As with the conventional friction wheel drive mechanism, the belt tensioning mechanism of the auger is actuated by depressing a drive-lever located on a handlebar. Depressing the drive-lever can require substantial force. Plus, to keep the auger drivingly engaged, the user must continuously hold the auger-lever in the depressed, engage, position, whereby the use of such auger drive mechanism can prove tiresome for the user. And when the user releases the auger-lever, the auger and impeller tend to spin until the inertial energy of the rotating parts has suitably been depleted, which can prove dangerous for the user and/or others in the vicinity of the snow blower.
On a conventional snow blower, the snow discharge chute has a lower portion with a generally cylindrical outer wall defining a generally cylindrical inner passage. The outer wall includes a circular flange which extends radially outwardly therefrom, adjacent the bottom of the discharge chute. The circular flange includes a toothed flange gear which interfaces with a corresponding worm gear. The worm gear and flange gear enable a user to rotate the snow discharge chute by rotating the worm gear and thus the flange gear.

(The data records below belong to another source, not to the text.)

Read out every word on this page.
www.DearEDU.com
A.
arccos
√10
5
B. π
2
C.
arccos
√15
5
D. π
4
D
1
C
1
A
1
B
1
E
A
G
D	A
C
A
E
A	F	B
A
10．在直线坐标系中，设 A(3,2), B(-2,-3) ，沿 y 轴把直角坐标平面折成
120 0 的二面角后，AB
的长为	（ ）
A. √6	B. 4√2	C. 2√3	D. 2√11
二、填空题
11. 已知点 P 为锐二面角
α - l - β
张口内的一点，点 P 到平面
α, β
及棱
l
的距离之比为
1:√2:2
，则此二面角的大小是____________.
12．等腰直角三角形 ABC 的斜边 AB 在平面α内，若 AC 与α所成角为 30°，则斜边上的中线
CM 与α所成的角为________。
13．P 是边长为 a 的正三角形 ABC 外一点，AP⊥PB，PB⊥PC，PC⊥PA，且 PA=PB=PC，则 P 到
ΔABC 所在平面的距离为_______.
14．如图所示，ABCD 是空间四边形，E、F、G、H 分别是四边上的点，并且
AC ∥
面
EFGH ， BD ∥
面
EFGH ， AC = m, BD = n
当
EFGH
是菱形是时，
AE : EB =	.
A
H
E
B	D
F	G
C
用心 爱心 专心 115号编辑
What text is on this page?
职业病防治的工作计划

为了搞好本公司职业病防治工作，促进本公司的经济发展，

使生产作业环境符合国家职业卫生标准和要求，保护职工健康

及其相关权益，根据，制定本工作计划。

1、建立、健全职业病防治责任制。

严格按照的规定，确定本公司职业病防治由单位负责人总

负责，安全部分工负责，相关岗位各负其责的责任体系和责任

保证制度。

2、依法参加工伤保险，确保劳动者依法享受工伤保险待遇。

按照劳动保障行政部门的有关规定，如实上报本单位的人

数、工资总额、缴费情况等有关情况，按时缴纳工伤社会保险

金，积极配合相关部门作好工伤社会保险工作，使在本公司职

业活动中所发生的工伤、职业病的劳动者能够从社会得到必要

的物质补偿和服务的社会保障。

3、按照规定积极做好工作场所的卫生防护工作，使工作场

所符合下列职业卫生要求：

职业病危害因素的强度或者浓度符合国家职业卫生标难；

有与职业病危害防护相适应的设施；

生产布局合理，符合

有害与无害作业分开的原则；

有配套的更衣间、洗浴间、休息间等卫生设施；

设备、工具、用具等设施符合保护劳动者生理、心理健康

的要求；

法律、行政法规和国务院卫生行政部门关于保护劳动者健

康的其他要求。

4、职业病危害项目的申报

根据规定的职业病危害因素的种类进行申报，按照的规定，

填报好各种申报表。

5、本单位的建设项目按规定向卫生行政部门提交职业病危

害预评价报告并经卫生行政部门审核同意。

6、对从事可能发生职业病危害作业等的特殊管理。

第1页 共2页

The circular flange is rotatably mounted within an annular housing which has a housing lower plate and a housing upper plate which are spaced vertically from each other. Namely, the circular flange is rotatably mounted between the upper and lower housing plates.
Typically, the circular flange and the upper and lower housing plates are made from ferrous, e.g. steel and other, materials. Such materials are susceptible to rust and/or other corrosion. In addition, in light of the intended use environment, the circular flange and the upper and lower housing plates are vulnerable to freezing together. Accordingly, these components of the snow discharge chute are prone to e.g. rusting together, and/or otherwise realizing an increase in the amount of friction therebetween, which compromises the ability of a user to rotate the discharge chute according to its intended function.
Accordingly, there are times when it might be desirable to provide snow blower machines and/or apparatus which include a snow discharge chute rotatably mounted on idler wheels. In addition, it might prove desirable to provide snow blower machines and/or apparatus which include a cable actuated snow discharge chute assembly.
It might prove beneficial to provide snow blower machines and/or apparatus which include an axle assembly with a differential mechanism.
It might prove beneficial to provide snow blower machines and/or apparatus with a selectively lockable differential mechanism.
It might prove beneficial to provide snow blower machines and/or apparatus with a chain drive auger that realizes generally no uncut path along the length of such auger.
It might prove beneficial to provide snow blower machines and/or apparatus with an adaptive speed control mechanism which requires relatively less user energy input to operate.
It might prove beneficial to provide snow blower machines and/or apparatus with a pulley mechanism communicating with an engine output shaft, and a first pulley which is always in rotational unison with the engine output shaft and provides power to a transmission input shaft, and a second pulley which is selectively coupled in rotational unison with the engine output shaft and selectively provides power to an auger assembly.